Many of those to whom we preach struggle with this, for good reason. The angry God of various preaching and teaching has done a great deal of harm (and no, I’m not giving Jonathan Edwards the sort of grudging kudos just afforded the great Reformers, despite him being a Yale man). People are capable of seeing the contradictions inherent in a message that calls them to forgiveness and serenity, while giving the petulant deity room to inflict pain on disobedient creatures. They may also get stuck on the “Old Testament God of wrath, New Testament God of love” trope, which is bad in a different way.
The NRSV does us a disservice by adding language to the original; Paul doesn’t say “from the wrath of God” here at all, but merely “from wrath.” This unqualified use of “wrath” is much more common in Paul, suggesting wrath is more like a reality of its own (think gravity, sin, taxes etc.) than an emotion that causes God to act violently, although it’s true that Paul understands this wrath ultimately to be from God (see Rom 1:18). But it’s quite wrong to read this as “much more surely…will we be saved from an angry God.”

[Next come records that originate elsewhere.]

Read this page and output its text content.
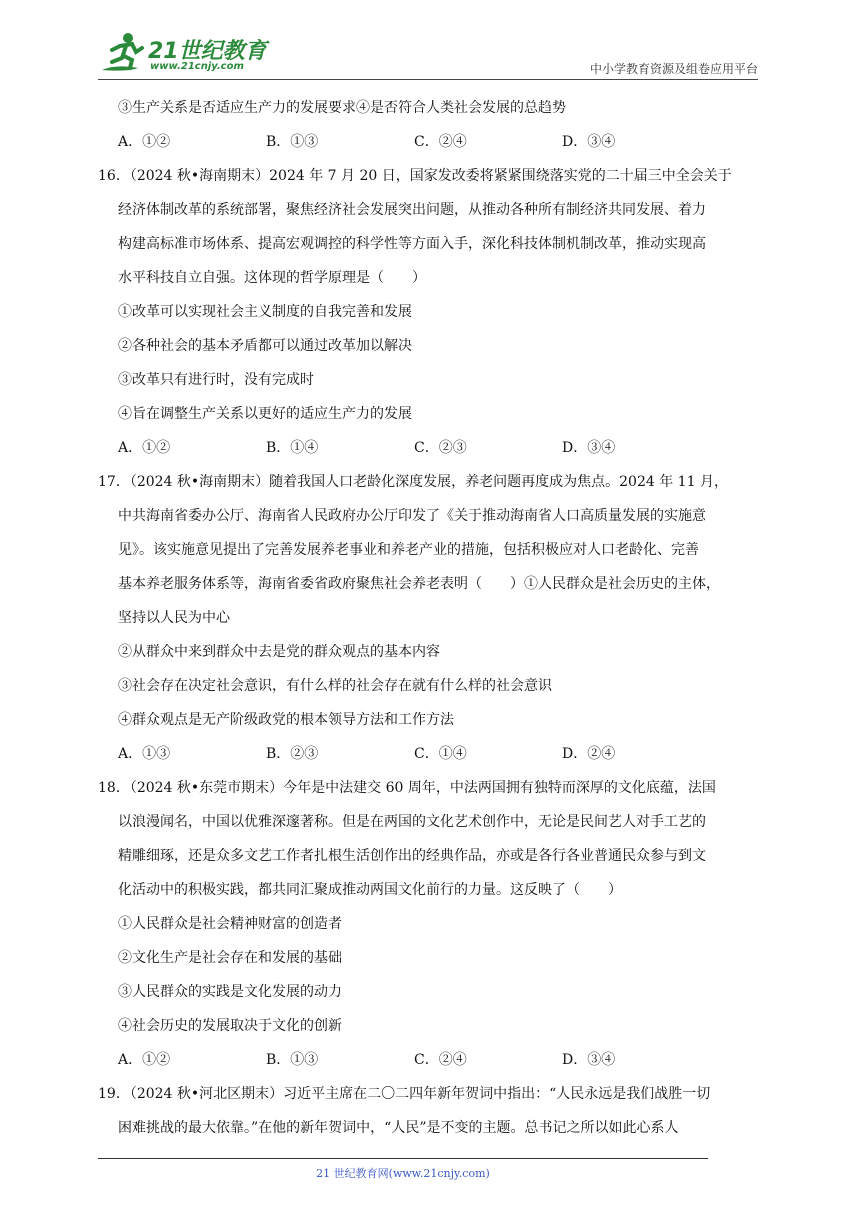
21世纪教育
www.21cnjy.com	中小学教育资源及组卷应用平台
③生产关系是否适应生产力的发展要求④是否符合人类社会发展的总趋势
A．①②	B．①③	C．②④	D．③④
16．（2024 秋•海南期末）2024 年 7 月 20 日，国家发改委将紧紧围绕落实党的二十届三中全会关于
经济体制改革的系统部署，聚焦经济社会发展突出问题，从推动各种所有制经济共同发展、着力
构建高标准市场体系、提高宏观调控的科学性等方面入手，深化科技体制机制改革，推动实现高
水平科技自立自强。这体现的哲学原理是（　　）
①改革可以实现社会主义制度的自我完善和发展
②各种社会的基本矛盾都可以通过改革加以解决
③改革只有进行时，没有完成时
④旨在调整生产关系以更好的适应生产力的发展
A．①②	B．①④	C．②③	D．③④
17．（2024 秋•海南期末）随着我国人口老龄化深度发展，养老问题再度成为焦点。2024 年 11 月，
中共海南省委办公厅、海南省人民政府办公厅印发了《关于推动海南省人口高质量发展的实施意
见》。该实施意见提出了完善发展养老事业和养老产业的措施，包括积极应对人口老龄化、完善
基本养老服务体系等，海南省委省政府聚焦社会养老表明（　　）①人民群众是社会历史的主体，
坚持以人民为中心
②从群众中来到群众中去是党的群众观点的基本内容
③社会存在决定社会意识，有什么样的社会存在就有什么样的社会意识
④群众观点是无产阶级政党的根本领导方法和工作方法
A．①③	B．②③	C．①④	D．②④
18．（2024 秋•东莞市期末）今年是中法建交 60 周年，中法两国拥有独特而深厚的文化底蕴，法国
以浪漫闻名，中国以优雅深邃著称。但是在两国的文化艺术创作中，无论是民间艺人对手工艺的
精雕细琢，还是众多文艺工作者扎根生活创作出的经典作品，亦或是各行各业普通民众参与到文
化活动中的积极实践，都共同汇聚成推动两国文化前行的力量。这反映了（　　）
①人民群众是社会精神财富的创造者
②文化生产是社会存在和发展的基础
③人民群众的实践是文化发展的动力
④社会历史的发展取决于文化的创新
A．①②	B．①③	C．②④	D．③④
19．（2024 秋•河北区期末）习近平主席在二〇二四年新年贺词中指出：“人民永远是我们战胜一切
困难挑战的最大依靠。”在他的新年贺词中，“人民”是不变的主题。总书记之所以如此心系人
21 世纪教育网(www.21cnjy.com)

Wrath, in Paul’s terms, is the necessary tension between God’s just and loving purpose and the broken state of the world. This is not the anger you and I experience when our goals are frustrated, it’s the difference between God’s hope and our reality. It is only a problem to speak of a wrath linked to God if you don’t think (e.g.) racism, climate change, and capitalist rapacity don’t matter enough to warrant anger. Of course wrath language does have an anthropomorphic cast, but tell the Ukrainians God isn’t mad. Tell Greta Thunberg. Tell Tyre Nichols’ mother. The emphasis on wrath is Paul’s way of acknowledging that evil deserves judgment, and that God will exercise that judgement.
Yet Paul’s message throughout Romans is that God’s grace is more powerful than the disobedience that gives rise to, and incurs, that wrath. So through vv. 6-10 here he constructs an a fortiori argument: if God’s love has already been shown so powerfully by Christ’s gift of self, even when we were enemies, how much more need we not fear wrath, because that love has been made real.
Love is the nature of God, but wrath is its necessary historical and existential corollary. A God who loves is also a God who cares enough about the dissonance of an unjust world and of unfaithful people for there to be consequences. In the end however, all is love. The faith by which we are justified is not a performance of our mind or will that allows us merely to escape the wrath of an implaccable God. It is our incorporation into the work of a gracious God, reconciling us all into the same faith Abraham had, through Jesus.
Morgan, Teresa. Roman Faith and Christian Faith: Pistis and Fides in the Early Roman Empire and Early Churches. Oxford University Press, 2015, p. 273.